Motivasi saya memasuki FKUI adalah, saya ingin mendapatkan pendidikan terbaik agar kelak menjadi dokter yang profesional. Selain itu, saya ingin mengangkat derajat kedua orang tua saya, membahagiakan dan meringankan beban mereka. Saya juga ingin memajukan kesehatan di daerah saya. Maka, untuk mencapai semua itu, saya memilih FKUI sebagai sarana untuk melanjutkan pendidikan. Mencetuskan mimpi dan motivasi rasanya memang mudah. Namun, perjalanan yang mengikutinya begitu berat.
Sejak SD, saya selalu berusaha untuk menjadi yang terbaik. Karena saya sadari, menjadi dokter merupakan cita-cita yang besar. Butuh perjuangan dalam mencapainya. Belajar, mempertahankan nilai, mengikuti beberapa perlombaan, telah menjadi makanan selama masa persekolahan. Alhamdulillah, saya bisa lulus dengan hasil yang memuaskan. Ketika memasuki masa SMP, fokus saya mulai terbagi ke ranah organisasi, karena jujur, saya memang senang berorganisasi. Waktu itu, saya mengikuti OSIS, Pramuka, dan Paduan Suara. Namun saya tetap mengusahakan yang terbaik, dengan tetap belajar dan mempertahankan peringkat di kelas. Selain itu saya juga masih mengikuti beberapa perlombaan. Alhamdulillah, saya bisa lulus dengan nilai yang baik. Hanya saja, saya tidak berkesempatan untuk masuk ke sekolah milik Pemerintah Provinsi Banten. Jujur, saya cukup kecewa dengan pencapaian saya sendiri kala itu. Akhirnya, saya pun bergabung di SMAN 1 Pandeglang.

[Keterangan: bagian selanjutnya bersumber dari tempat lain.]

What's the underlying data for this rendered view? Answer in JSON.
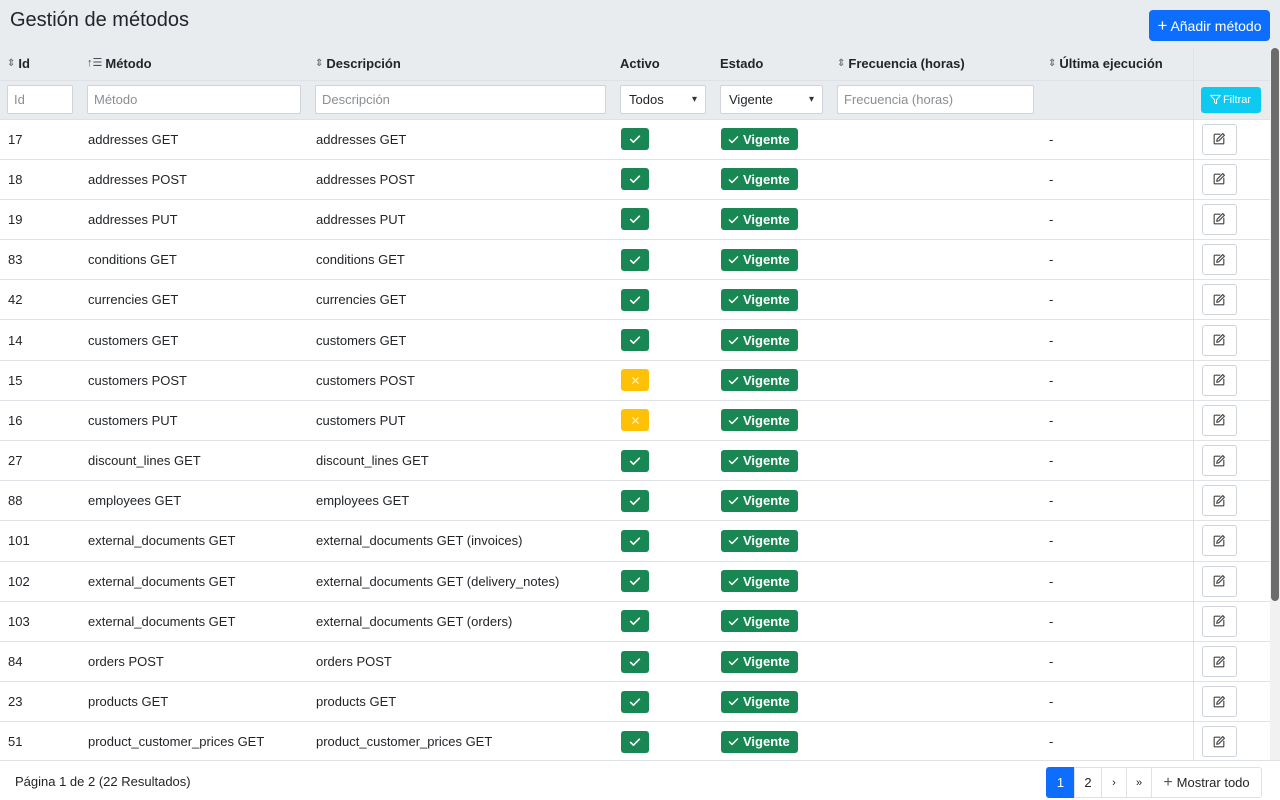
{
  "header": {
    "title": "Gestión de métodos",
    "add_button": "Añadir método"
  },
  "columns": {
    "id": "Id",
    "metodo": "Método",
    "descripcion": "Descripción",
    "activo": "Activo",
    "estado": "Estado",
    "frecuencia": "Frecuencia (horas)",
    "ultima": "Última ejecución"
  },
  "filters": {
    "id_placeholder": "Id",
    "metodo_placeholder": "Método",
    "descripcion_placeholder": "Descripción",
    "activo_value": "Todos",
    "estado_value": "Vigente",
    "frecuencia_placeholder": "Frecuencia (horas)",
    "filter_button": "Filtrar"
  },
  "rows": [
    {
      "id": "17",
      "metodo": "addresses GET",
      "descripcion": "addresses GET",
      "activo": true,
      "estado": "Vigente",
      "frecuencia": "",
      "ultima": "-"
    },
    {
      "id": "18",
      "metodo": "addresses POST",
      "descripcion": "addresses POST",
      "activo": true,
      "estado": "Vigente",
      "frecuencia": "",
      "ultima": "-"
    },
    {
      "id": "19",
      "metodo": "addresses PUT",
      "descripcion": "addresses PUT",
      "activo": true,
      "estado": "Vigente",
      "frecuencia": "",
      "ultima": "-"
    },
    {
      "id": "83",
      "metodo": "conditions GET",
      "descripcion": "conditions GET",
      "activo": true,
      "estado": "Vigente",
      "frecuencia": "",
      "ultima": "-"
    },
    {
      "id": "42",
      "metodo": "currencies GET",
      "descripcion": "currencies GET",
      "activo": true,
      "estado": "Vigente",
      "frecuencia": "",
      "ultima": "-"
    },
    {
      "id": "14",
      "metodo": "customers GET",
      "descripcion": "customers GET",
      "activo": true,
      "estado": "Vigente",
      "frecuencia": "",
      "ultima": "-"
    },
    {
      "id": "15",
      "metodo": "customers POST",
      "descripcion": "customers POST",
      "activo": false,
      "estado": "Vigente",
      "frecuencia": "",
      "ultima": "-"
    },
    {
      "id": "16",
      "metodo": "customers PUT",
      "descripcion": "customers PUT",
      "activo": false,
      "estado": "Vigente",
      "frecuencia": "",
      "ultima": "-"
    },
    {
      "id": "27",
      "metodo": "discount_lines GET",
      "descripcion": "discount_lines GET",
      "activo": true,
      "estado": "Vigente",
      "frecuencia": "",
      "ultima": "-"
    },
    {
      "id": "88",
      "metodo": "employees GET",
      "descripcion": "employees GET",
      "activo": true,
      "estado": "Vigente",
      "frecuencia": "",
      "ultima": "-"
    },
    {
      "id": "101",
      "metodo": "external_documents GET",
      "descripcion": "external_documents GET (invoices)",
      "activo": true,
      "estado": "Vigente",
      "frecuencia": "",
      "ultima": "-"
    },
    {
      "id": "102",
      "metodo": "external_documents GET",
      "descripcion": "external_documents GET (delivery_notes)",
      "activo": true,
      "estado": "Vigente",
      "frecuencia": "",
      "ultima": "-"
    },
    {
      "id": "103",
      "metodo": "external_documents GET",
      "descripcion": "external_documents GET (orders)",
      "activo": true,
      "estado": "Vigente",
      "frecuencia": "",
      "ultima": "-"
    },
    {
      "id": "84",
      "metodo": "orders POST",
      "descripcion": "orders POST",
      "activo": true,
      "estado": "Vigente",
      "frecuencia": "",
      "ultima": "-"
    },
    {
      "id": "23",
      "metodo": "products GET",
      "descripcion": "products GET",
      "activo": true,
      "estado": "Vigente",
      "frecuencia": "",
      "ultima": "-"
    },
    {
      "id": "51",
      "metodo": "product_customer_prices GET",
      "descripcion": "product_customer_prices GET",
      "activo": true,
      "estado": "Vigente",
      "frecuencia": "",
      "ultima": "-"
    }
  ],
  "icons": {
    "active_check": "check-icon",
    "inactive_x": "x-icon",
    "edit": "edit-icon",
    "sort": "sort-icon"
  },
  "colors": {
    "primary": "#0d6efd",
    "success": "#198754",
    "warning": "#ffc107",
    "info": "#0dcaf0"
  },
  "footer": {
    "page_info": "Página 1 de 2 (22 Resultados)",
    "pages": [
      "1",
      "2"
    ],
    "next": "›",
    "last": "»",
    "show_all": "Mostrar todo"
  }
}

Awal bersekolah di sana, saya merasa biasa saja, bahkan merasa setengah hati menjalaninya, karena bukan itu yang saya mau. Namun, perlahan, saya mulai ikhlas dan mulai bisa mengikuti pembelajaran dengan baik. Saya mulai menerima diri saya sendiri, karena boleh jadi, kala itu usaha saya memang tidak seberapa dibandingkan anak-anak lainnya. Oleh karena itu, saya bertekad pada diri saya sendiri, jangan sampai di masa SMA ini mengulangi kelalaian yang sama, atau kekecewaan yang ditimbulkan, akan lebih besar. Maka, sejak kelas X, saya sudah mulai mempersiapkan diri untuk masuk ke PTN dengan belajar lebih rajin, dan juga mengikuti beberapa perlombaan. Meskipun, saat itu saya masih tertarik dengan dunia organisasi, dan fokus belajar saya masih seringkali terbagi.

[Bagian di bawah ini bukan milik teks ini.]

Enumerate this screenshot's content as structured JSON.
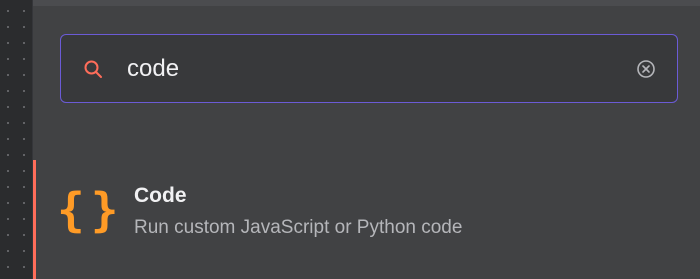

Ketika memasuki kelas X semester 2, saya bergabung dengan suatu kelompok bimbingan belajar yang unik. Di sana saya bukan hanya sekedar belajar, mempersiapkan diri untuk masuk PTN, tetapi kesadaran saya akan beratnya perjuangan menuju bangku PTN pun dibangun. Terlebih untuk memasuki jurusan kedokteran. Maka, yang semestinya dilakukan saat itu ialah belajar dengan sungguh-sungguh, baik di rumah, di sekolah, maupun di tempat bimbel. Sayangnya, dulu saya yang merupakan anak organisasi, seringkali lalai. Belajar hanya saat ujian, dan kerap kali ketinggalan jam belajar di tempat bimbel hanya karena rapat organisasi lagi dan lagi. Saya sangat tertampar begitu guru saya mengingatkan bahwa jika saya lalai dan tidak fokus, maka saya tidak akan mendapatkan apa yang saya inginkan, dengan kemampuan saya yang pada saat itu biasa saja.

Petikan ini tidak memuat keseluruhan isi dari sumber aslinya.